The fact that DaCosta had no prior criminal history played in his favor. “Is this a firebomb throwing maniac, or is this this somebody that was doing a once in a lifetime, unexplained irrational act?” Perkins asked. The difference between the two answers guides the case. At the same time, Perkins said, “I can’t ignore my statutory responsibility,” which includes punishment. The bottom of the guidelines, the minimum prison sentence set out, was 46 months. He took account of the probation officer’s recommendation. “Her opinions come to this court with great weight, however Officer McKinney doesn’t get to make the sentencing decision,” Perkins said.

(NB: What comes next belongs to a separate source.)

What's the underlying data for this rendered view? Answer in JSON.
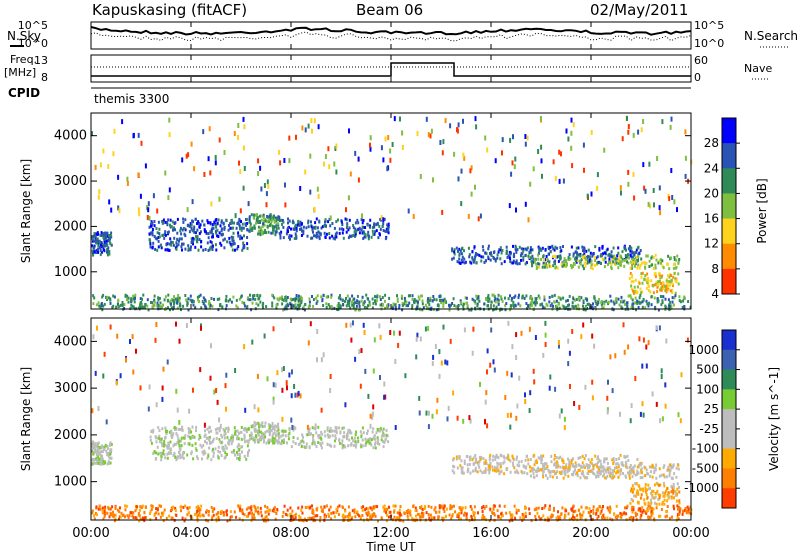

But in fact he largely went with that recommendation, with the exception of the imposition of 364 days in jail–a day less than what would have been a state prison sentence.
The judge explained in detail why he placed such importance on that one day’s difference: “The reason I chose the jail sentence in this case as opposed to a prison sentence is because with the extent of the family history he has, the extended family members who obviously care a lot about him or he wouldn’t be here… I wanted him to be local, so that he could maintain regular contact with his family in that regard. And I also wanted him to be able to maintain contact with Mr. Miller and Mr. McCue, where I expect he’ll continue a more long term relationship.”
In another sign of magnanimity, the judge gave Da Costa 14 days to report to jail to begin what will be an 11-month sentence, since he has accrued almost a month’s worth of credit. The allowance comes with two conditions: that Da Costa shows up at the jail by 5 p.m. on Sept. 17, “not 5:01, not 5:10,” and that he remains sober until then. “If you violate either of those two conditions, the deal is off, and you can face up to 35 years, are we clear on that?” the judge asked.
Da Costa was clear.
By hearing’s end, it wasn’t inconceivable that, should Da Costa make it through his probationary period, he would be one of a keynote speaker at one of Drug Court’s future graduation ceremonies.